Comprensione e comunicazione

Se ci soffermiamo a pensare alla nostra infanzia e a come ci parlavano i nostri genitori, ci accorgeremo che molte delle frasi da loro utilizzate, che magari ci hanno ferito, sono le stesse che inavvertitamente ripetiamo ai nostri figli. Accade che, seppur mossi dal nobile scopo di insegnare ai propri figli l’educazione ed il senso del dovere, i genitori finiscono con il minare la fiducia in se stessi e la personalità dei figli, adottando terminologie dannose.

comunicazione-genitori-figliBisogna tenere presente che i bambini non riescono a percepire ed interpretare alcuni modi di dire allo stesso modo degli adulti, quindi occorre cercare di non commettere gli stessi errori delle generazioni di genitori che ci hanno preceduti, ripetendo frasi che risultano incomprensibili alle loro orecchie.

Quando si dice “Capirai quando sarai grande”, frase comunemente utilizzata per evitare di dover fornire spiegazioni, in realtà stiamo dicendo “hai la colpa di essere piccolo”; basterebbe, invece, spiegare che si tratta di una questione delicata che non si più spiegare in pochi minuti, ma potrà essere affrontata in futuro con più calma.

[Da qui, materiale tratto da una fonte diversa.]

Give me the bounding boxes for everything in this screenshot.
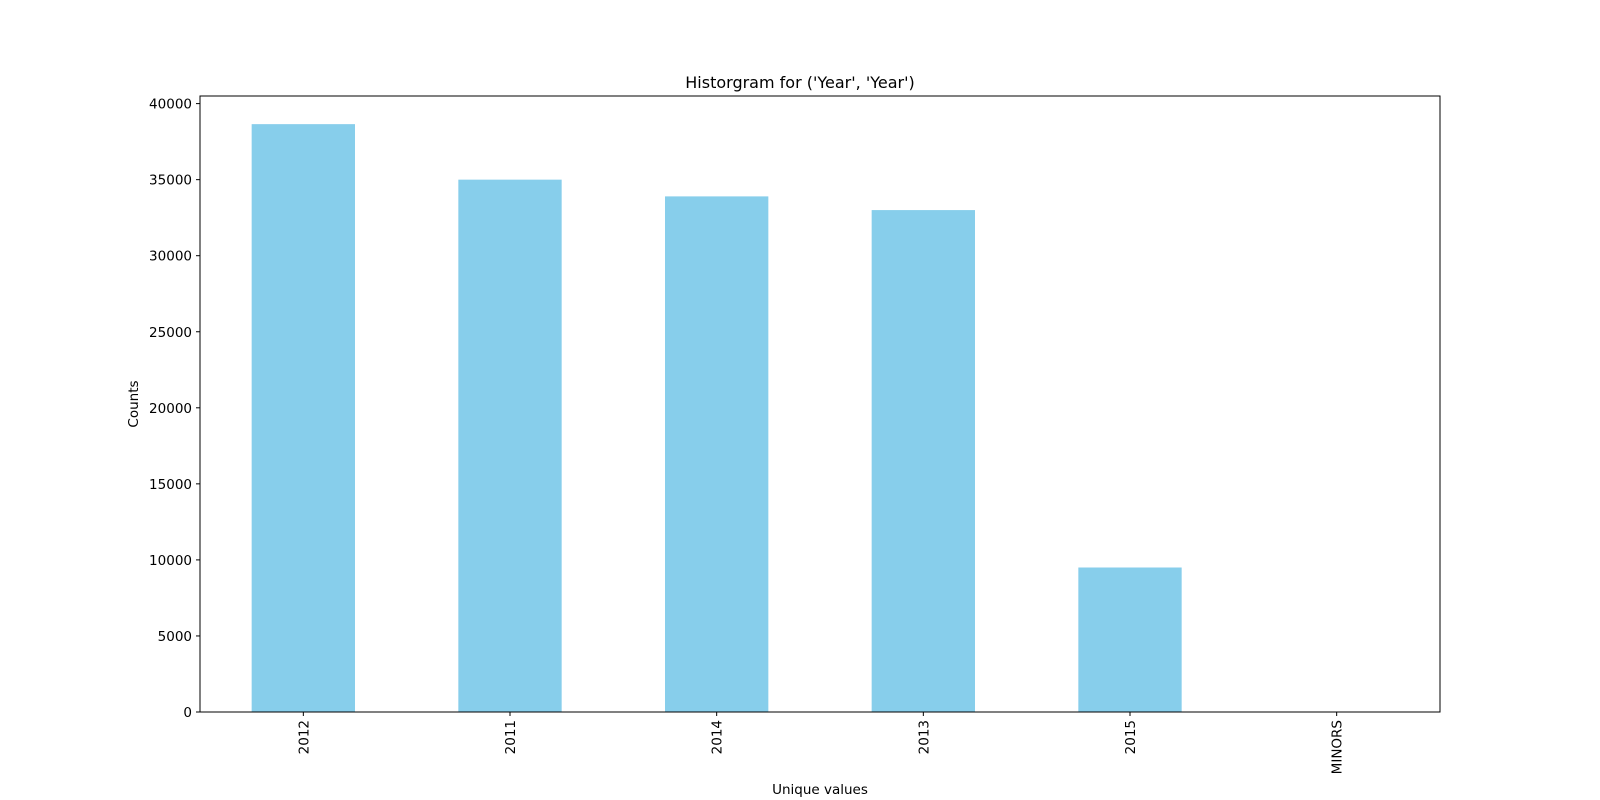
y-tick-label: 35000 [149,173,192,189]
bar-2013 [871,210,975,712]
x-axis-label: Unique values [772,782,868,798]
bar-2011 [458,179,562,713]
y-tick-label: 20000 [149,401,192,417]
y-tick-label: 25000 [149,325,192,341]
x-tick-label: 2013 [916,720,932,754]
bar-2012 [251,124,355,712]
x-tick-label: 2014 [710,720,726,754]
bar-2014 [665,196,769,712]
bar-2015 [1078,567,1182,712]
x-axis: 2012 2011 2014 2013 2015 MINORS [296,712,1346,774]
x-tick-label: MINORS [1330,720,1346,774]
y-tick-label: 10000 [149,553,192,569]
y-tick-label: 5000 [158,629,192,645]
x-tick-label: 2015 [1123,720,1139,754]
x-tick-label: 2012 [296,720,312,754]
y-tick-label: 15000 [149,477,192,493]
y-tick-label: 30000 [149,249,192,265]
bar-group [251,124,1182,713]
x-tick-label: 2011 [503,720,519,754]
y-tick-label: 0 [183,705,192,721]
chart-title: Historgram for ('Year', 'Year') [685,73,914,92]
y-axis: 0 5000 10000 15000 20000 25000 30000 35000 40000 [149,97,200,721]
plot-frame [199,95,1441,713]
y-axis-label: Counts [126,380,142,427]
y-tick-label: 40000 [149,97,192,113]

E che dire della classica frase “io alla tua età …”: nel momento in cui questa viene pronunciata, insorge nel bambino il disagio della comparazione col genitore che viene visto come migliore, e ciò comporta un calo di autostima, in quanto l’unico messaggio che recepisce è che ha deluso la mamma ed il papà .

Alcune volte, forse a causa dell’esasperazione derivante da una condotta intollerabile dei figli, ai genitori sfugge l’immancabile frase: “Non combinerai mai niente di buono!”, la quale rappresenta un caposaldo dell’autosvalutazione, e pù indurre alla convinzione di essere perdenti.

Ma la regina di tutte le frasi che sicuramente almeno una volta nella vita tutti si sono sentiti dire è: “Ti dico che è così perchè sono tua madre!”.

Non bisogna commettere l’errore di pensare che educare significhi ammaestrare, bisogna avere apertura e non ansia nei confronti dell’essere umano che cresce (perchè è di una persona che si tratta e non di un animale domestico!).

Non abbiate paura di non essere all’altezza di vostro figlio e ricordate che essere genitori non vuol dire andare in scena ed interpretare un ruolo, ma avere il coraggio di lasciare che i figli conquistino da soli la loro personalità, ed essere in grado di instaurare una relazione affettiva che va alimentata di giorno in giorno, al fine di accompagnarli nel percorso di crescita.